Беспомощно замираю. Это у него шутки такие?

– Надеюсь, вы нас разыгрываете? – сердится Вирт. – Масте Дэйн, вы пугаете мою жену.

– Она тебе не жена, – жёстко отрезает Дэйн. – Вас ничего не связывает, кроме закорючек на бумаге, а они для Анды ничего не значат. Поэтому ты сейчас возвращаешься в гостиницу и забываешь обо всём. Память я тебе поправлю, это я умею.

– Бред какой-то! – гневно выпрямляется Вирт. – Опасные сумасшедшие разгуливают без надзора! Лика, немедленно уходим!

Он тянет ко мне руку. Дэйн небрежно щёлкает пальцами – и Вирт застывает. Его глаза стекленеют, он послушно, будто под гипнозом, разворачивается и чётким шагом марширует к гостинице.

– Ты что сделал?! – возмущаюсь я.

– То, что и обещал: подчистил память, – он переходит на деонский.

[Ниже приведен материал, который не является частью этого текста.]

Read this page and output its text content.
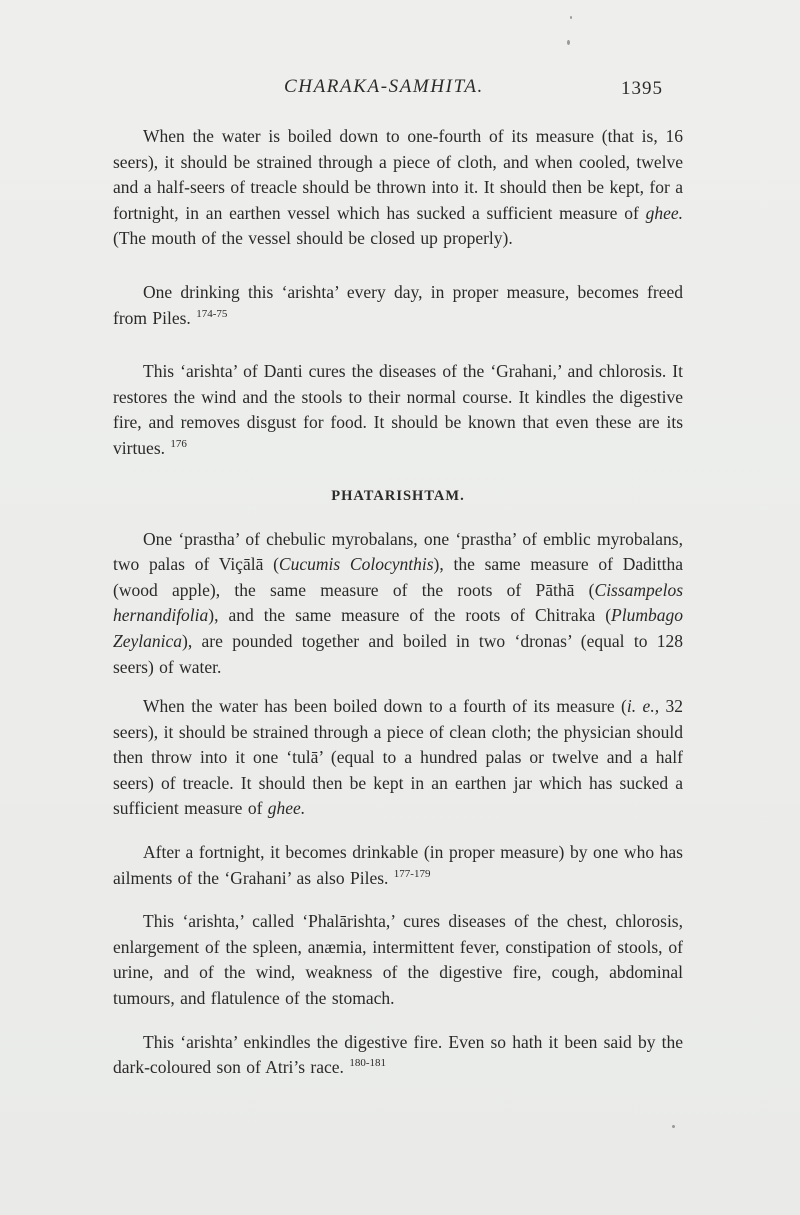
CHARAKA-SAMHITA.	1395

When the water is boiled down to one-fourth of its measure (that is, 16 seers), it should be strained through a piece of cloth, and when cooled, twelve and a half-seers of treacle should be thrown into it. It should then be kept, for a fortnight, in an earthen vessel which has sucked a sufficient measure of ghee. (The mouth of the vessel should be closed up properly).

One drinking this ‘arishta’ every day, in proper measure, becomes freed from Piles. $^{174-75}$

This ‘arishta’ of Danti cures the diseases of the ‘Grahani,’ and chlorosis. It restores the wind and the stools to their normal course. It kindles the digestive fire, and removes disgust for food. It should be known that even these are its virtues. $^{176}$

PHATARISHTAM.

One ‘prastha’ of chebulic myrobalans, one ‘prastha’ of emblic myrobalans, two palas of Viçālā (Cucumis Colocynthis), the same measure of Dadittha (wood apple), the same measure of the roots of Pāthā (Cissampelos hernandifolia), and the same measure of the roots of Chitraka (Plumbago Zeylanica), are pounded together and boiled in two ‘dronas’ (equal to 128 seers) of water.

When the water has been boiled down to a fourth of its measure (i. e., 32 seers), it should be strained through a piece of clean cloth; the physician should then throw into it one ‘tulā’ (equal to a hundred palas or twelve and a half seers) of treacle. It should then be kept in an earthen jar which has sucked a sufficient measure of ghee.

After a fortnight, it becomes drinkable (in proper measure) by one who has ailments of the ‘Grahani’ as also Piles. $^{177-179}$

This ‘arishta,’ called ‘Phalārishta,’ cures diseases of the chest, chlorosis, enlargement of the spleen, anæmia, intermittent fever, constipation of stools, of urine, and of the wind, weakness of the digestive fire, cough, abdominal tumours, and flatulence of the stomach.

This ‘arishta’ enkindles the digestive fire. Even so hath it been said by the dark-coloured son of Atri’s race. $^{180-181}$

Гляжу на Дэйна с ужасом. Какая неслыханная, жуткая мощь во власти одного человека!

– Не смотри на меня, как на чудовище. Ничего с твоим блондинчиком не случится. Он просто обо всём забудет. Вернётся в номер, перекусит, поплавает в бассейне и продрыхнет до вечера.

Дэйн говорит так беззаботно, словно не произошло ничего особенного. Подумаешь, кому-то стёрли память! Какие пустяки, сто раз на дню происходит!

– Лика, расслабься. Иначе я подумаю, что в тебе ошибся.

– Как ты можешь обо мне судить, если сегодня встретил в первый раз? – старательно скрываю страх.

– Мне больше и не надо. Всё, что нужно, я уже увидел, – самоуверенно заявляет Дэйн. – Потому и обменялся с тобой энергией.

Его самонадеянность злит.

– Ты понимаешь, что с лёгкостью распорядился чужой жизнью? – смотрю в золотые глаза. – Не знаю, зачем тебе это понадобилось, но если я не вернусь в Ариз, то лишусь всего – работы, дома, любимого человека!

– Это он-то любимый? – Дэйн пренебрежительно кивает в сторону, куда ушёл Вирт. – Лика, я понимаю, что ты сейчас испытываешь. Только у меня не было выбора. Короче, я тебе просто покажу.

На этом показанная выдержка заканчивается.